Vente de blindés: Daniel Turp remporte une première manche

L’ex-député tente de faire invalider un contrat de 15 milliards entre le fabricant et le régime saoudien

Hélène Buzzetti  |  Le Devoir

La ministre des Affaires étrangères avait annoncé l’été dernier qu’elle réviserait le dossier après que Riyad eut reconnu avoir utilisé des véhicules blindés canadiens contre des civils.

Le professeur Daniel Turp a gagné la première manche dans sa bataille contre Ottawa pour faire invalider la vente de véhicules blindés légers à l’Arabie saoudite. La Cour fédérale a conclu que sa cause pouvait aller de l’avant car elle n’est ni « redondante » ni nécessairement vouée à l’échec.

Le constitutionnaliste et ex-député bloquiste puis péquiste, aidé par une poignée de ses étudiants en droit de l’Université de Montréal, tente de faire invalider un contrat d’une valeur estimée à 15 milliards liant le manufacturier ontarien General Dynamics Land Systems (GDLS) au régime saoudien.

Le nombre de véhicules blindés légers (VBL) que l’entreprise doit fournir n’a pas été divulgué, bien que certains parlent de milliers.

Le contrat a été approuvé par le gouvernement conservateur, mais ce sont les libéraux de Justin Trudeau qui ont délivré en avril 2016 les premiers permis d’exportation.

M. Turp a tenté une première fois — en vain — de faire invalider ces permis au motif qu’Ottawa ne s’était pas acquitté de son obligation légale de s’assurer que le matériel ne serait pas utilisé contre des civils.

La Cour fédérale a tranché en janvier dernier qu’Ottawa avait fait les vérifications nécessaires. La Cour s’était appuyée sur un mémo secret fourni par Affaires mondiales Canada concluant après analyse qu’il n’y avait pas de risque pour les civils saoudiens.

Mais cette assurance a volé en éclats l’été dernier quand des photos ont prouvé que les VBL canadiens ont été utilisés par le régime contre les civils lors du siège de la ville d’Awamiyah. L’ambassade saoudienne à Ottawa a reconnu ces faits.

M. Turp tente donc à nouveau de faire invalider les permis d’exportation sur la foi de ce dernier développement.
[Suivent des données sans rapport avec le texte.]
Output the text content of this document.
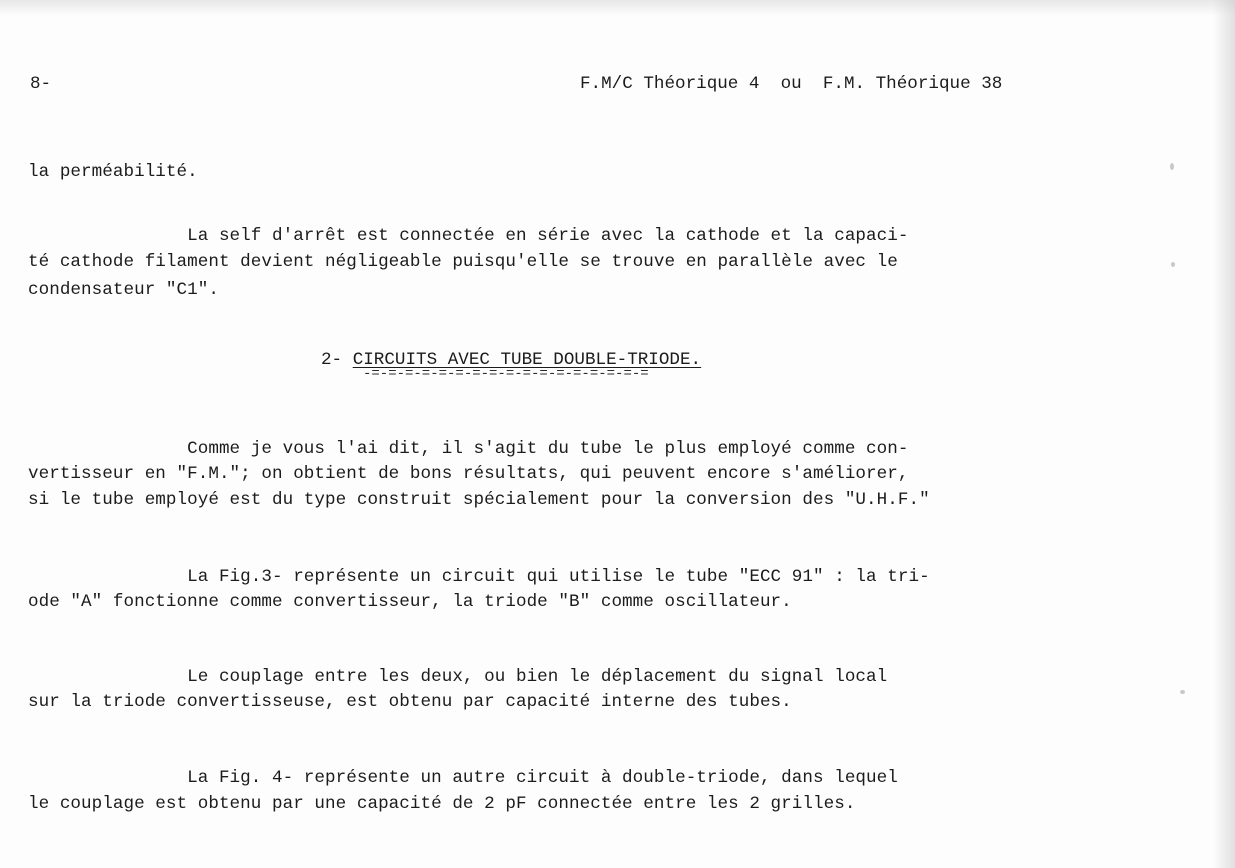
8-	F.M/C Théorique 4  ou  F.M. Théorique 38
la perméabilité.
La self d'arrêt est connectée en série avec la cathode et la capaci-
té cathode filament devient négligeable puisqu'elle se trouve en parallèle avec le
condensateur "C1".
2- CIRCUITS AVEC TUBE DOUBLE-TRIODE.
-=-=-=-=-=-=-=-=-=-=-=-=-=-=-=-=-=
Comme je vous l'ai dit, il s'agit du tube le plus employé comme con-
vertisseur en "F.M."; on obtient de bons résultats, qui peuvent encore s'améliorer,
si le tube employé est du type construit spécialement pour la conversion des "U.H.F."
La Fig.3- représente un circuit qui utilise le tube "ECC 91" : la tri-
ode "A" fonctionne comme convertisseur, la triode "B" comme oscillateur.
Le couplage entre les deux, ou bien le déplacement du signal local
sur la triode convertisseuse, est obtenu par capacité interne des tubes.
La Fig. 4- représente un autre circuit à double-triode, dans lequel
le couplage est obtenu par une capacité de 2 pF connectée entre les 2 grilles.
Ottawa voulait faire invalider cette seconde démarche parce qu’elle ne « présente aucune chance de succès, qu’elle est redondante et qu’elle constitue ultimement un abus de procédure ». C’est cette tentative que le juge Luc Martineau a rejetée mardi.

 

La volonté d’Ottawa d’empêcher la poursuite  démontre à quel point on était mal à l’aise avec le recours

Daniel Turp, professeur de droit à l’UdeM

 

« La cause d’action en 2017 n’est pas la même qu’en 2016 », écrit le juge, qui ajoute plus loin que « les paramètres ont indéniablement changé depuis l’autorisation ministérielle de 2016. Comme la ministre refuse de suspendre ou d’annuler les licences d’exportation délivrées à GDLS, il incombera à cette Cour d’effectuer une évaluation de la raisonnabilité de la nouvelle décision de la ministre lors d’une audition de fond ».

Le juge rappelle que la première cause consistait à s’assurer que le gouvernement avait fait les vérifications nécessaires avant de délivrer les licences d’exportation. La nouvelle cause consiste à déterminer si le refus du gouvernement d’annuler les licences, sachant que les véhicules blindés ont été utilisés contre des civils, « constitue une décision déraisonnable ».
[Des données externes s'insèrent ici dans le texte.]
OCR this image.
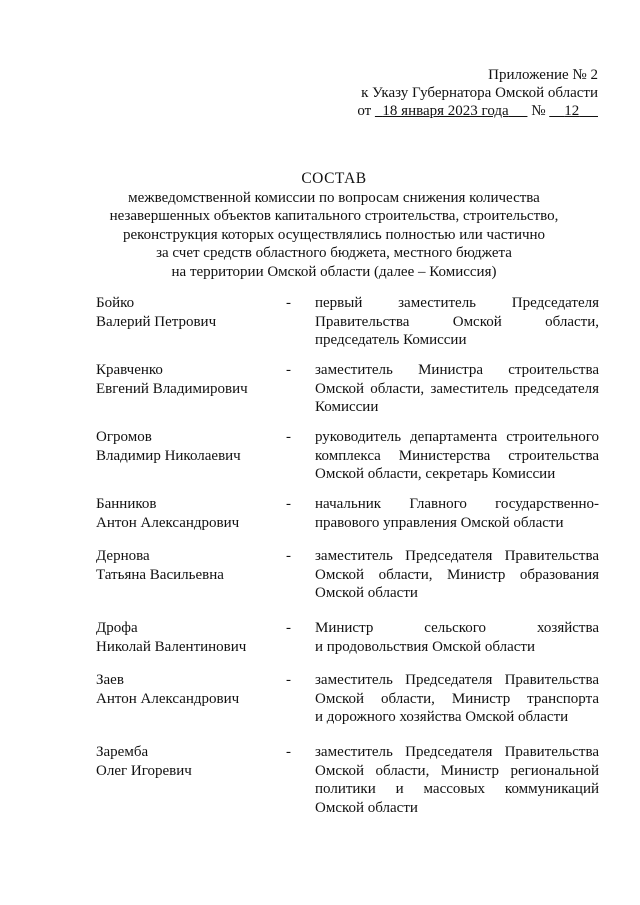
Приложение № 2
к Указу Губернатора Омской области
от 18 января 2023 года № 12
СОСТАВ
межведомственной комиссии по вопросам снижения количества
незавершенных объектов капитального строительства, строительство,
реконструкция которых осуществлялись полностью или частично
за счет средств областного бюджета, местного бюджета
на территории Омской области (далее – Комиссия)
Бойко
Валерий Петрович
- первый заместитель Председателя
Правительства Омской области,
председатель Комиссии
Кравченко
Евгений Владимирович
- заместитель Министра строительства
Омской области, заместитель председателя
Комиссии
Огромов
Владимир Николаевич
- руководитель департамента строительного
комплекса Министерства строительства
Омской области, секретарь Комиссии
Банников
Антон Александрович
- начальник Главного государственно-
правового управления Омской области
Дернова
Татьяна Васильевна
- заместитель Председателя Правительства
Омской области, Министр образования
Омской области
Дрофа
Николай Валентинович
- Министр сельского хозяйства
и продовольствия Омской области
Заев
Антон Александрович
- заместитель Председателя Правительства
Омской области, Министр транспорта
и дорожного хозяйства Омской области
Заремба
Олег Игоревич
- заместитель Председателя Правительства
Омской области, Министр региональной
политики и массовых коммуникаций
Омской области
M. Turp a indiqué qu’il accueille « avec un enthousiasme certain » cette décision. « La volonté d’Ottawa d’empêcher la poursuite démontre à quel point on était mal à l’aise avec le recours. »
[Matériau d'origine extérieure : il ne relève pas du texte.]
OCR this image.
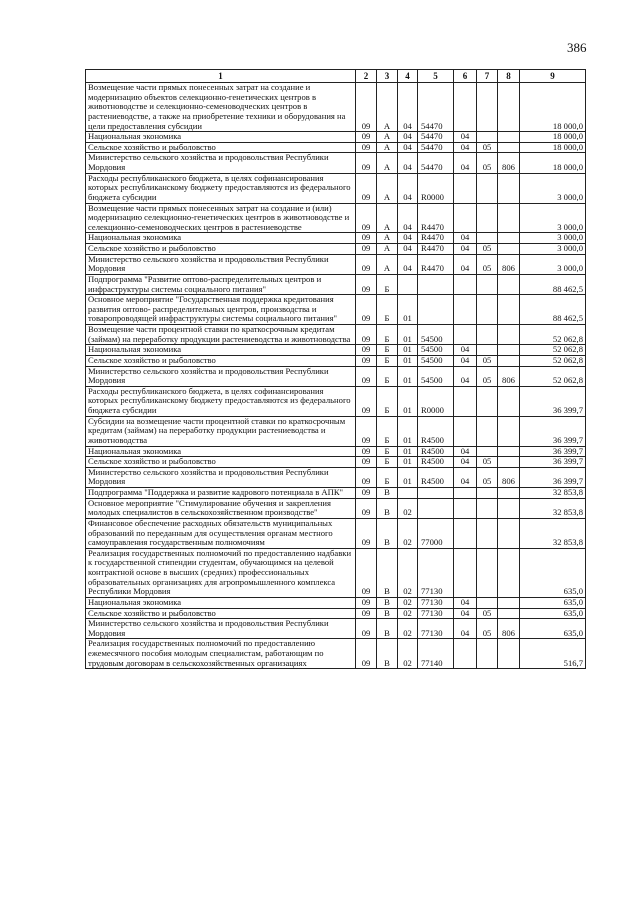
386
1	2	3	4	5	6	7	8	9
Возмещение части прямых понесенных затрат на создание и модернизацию объектов селекционно-генетических центров в животноводстве и селекционно-семеноводческих центров в растениеводстве, а также на приобретение техники и оборудования на цели предоставления субсидии	09	А	04	54470				18 000,0
Национальная экономика	09	А	04	54470	04			18 000,0
Сельское хозяйство и рыболовство	09	А	04	54470	04	05		18 000,0
Министерство сельского хозяйства и продовольствия Республики Мордовия	09	А	04	54470	04	05	806	18 000,0
Расходы республиканского бюджета, в целях софинансирования которых республиканскому бюджету предоставляются из федерального бюджета субсидии	09	А	04	R0000				3 000,0
Возмещение части прямых понесенных затрат на создание и (или) модернизацию селекционно-генетических центров в животноводстве и селекционно-семеноводческих центров в растениеводстве	09	А	04	R4470				3 000,0
Национальная экономика	09	А	04	R4470	04			3 000,0
Сельское хозяйство и рыболовство	09	А	04	R4470	04	05		3 000,0
Министерство сельского хозяйства и продовольствия Республики Мордовия	09	А	04	R4470	04	05	806	3 000,0
Подпрограмма "Развитие оптово-распределительных центров и инфраструктуры системы социального питания"	09	Б						88 462,5
Основное мероприятие "Государственная поддержка кредитования развития оптово- распределительных центров, производства и товаропроводящей инфраструктуры системы социального питания"	09	Б	01					88 462,5
Возмещение части процентной ставки по краткосрочным кредитам (займам) на переработку продукции растениеводства и животноводства	09	Б	01	54500				52 062,8
Национальная экономика	09	Б	01	54500	04			52 062,8
Сельское хозяйство и рыболовство	09	Б	01	54500	04	05		52 062,8
Министерство сельского хозяйства и продовольствия Республики Мордовия	09	Б	01	54500	04	05	806	52 062,8
Расходы республиканского бюджета, в целях софинансирования которых республиканскому бюджету предоставляются из федерального бюджета субсидии	09	Б	01	R0000				36 399,7
Субсидии на возмещение части процентной ставки по краткосрочным кредитам (займам) на переработку продукции растениеводства и животноводства	09	Б	01	R4500				36 399,7
Национальная экономика	09	Б	01	R4500	04			36 399,7
Сельское хозяйство и рыболовство	09	Б	01	R4500	04	05		36 399,7
Министерство сельского хозяйства и продовольствия Республики Мордовия	09	Б	01	R4500	04	05	806	36 399,7
Подпрограмма "Поддержка и развитие кадрового потенциала в АПК"	09	В						32 853,8
Основное мероприятие "Стимулирование обучения и закрепления молодых специалистов в сельскохозяйственном производстве"	09	В	02					32 853,8
Финансовое обеспечение расходных обязательств муниципальных образований по переданным для осуществления органам местного самоуправления государственным полномочиям	09	В	02	77000				32 853,8
Реализация государственных полномочий по предоставлению надбавки к государственной стипендии студентам, обучающимся на целевой контрактной основе в высших (средних) профессиональных образовательных организациях для агропромышленного комплекса Республики Мордовия	09	В	02	77130				635,0
Национальная экономика	09	В	02	77130	04			635,0
Сельское хозяйство и рыболовство	09	В	02	77130	04	05		635,0
Министерство сельского хозяйства и продовольствия Республики Мордовия	09	В	02	77130	04	05	806	635,0
Реализация государственных полномочий по предоставлению ежемесячного пособия молодым специалистам, работающим по трудовым договорам в сельскохозяйственных организациях	09	В	02	77140				516,7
La ministre des Affaires étrangères, Chrystia Freeland, avait annoncé l’été dernier qu’elle réviserait le dossier après que Riyad eut reconnu avoir utilisé des VBL canadiens contre des civils. La conclusion de cette révision — si elle a été menée à terme — n’a jamais été rendue publique.

« Le flou existe », se plaint d’ailleurs M. Turp. Il se félicite que le juge ne se soit pas laissé arrêter par ce flou et ait accepté d’aller de l’avant avec la cause. Le bureau de Mme Freeland n’a pas répondu à nos questions.

La première cause de M. Turp a par ailleurs été portée en appel et une décision est imminente.

En soirée, Affaires mondiales Canada a fait parvenir une réaction écrite dans laquelle il est indiqué que « le Canada s’attend à ce que l’utilisateur final de toutes les exportations respecte les conditions d’utilisation finale précisées dans les permis d’exportation délivrés » et que « le Canada a précisé directement au Royaume d’Arabie saoudite que ses opérations de sécurité doivent respecter les droits internationaux de la personne ».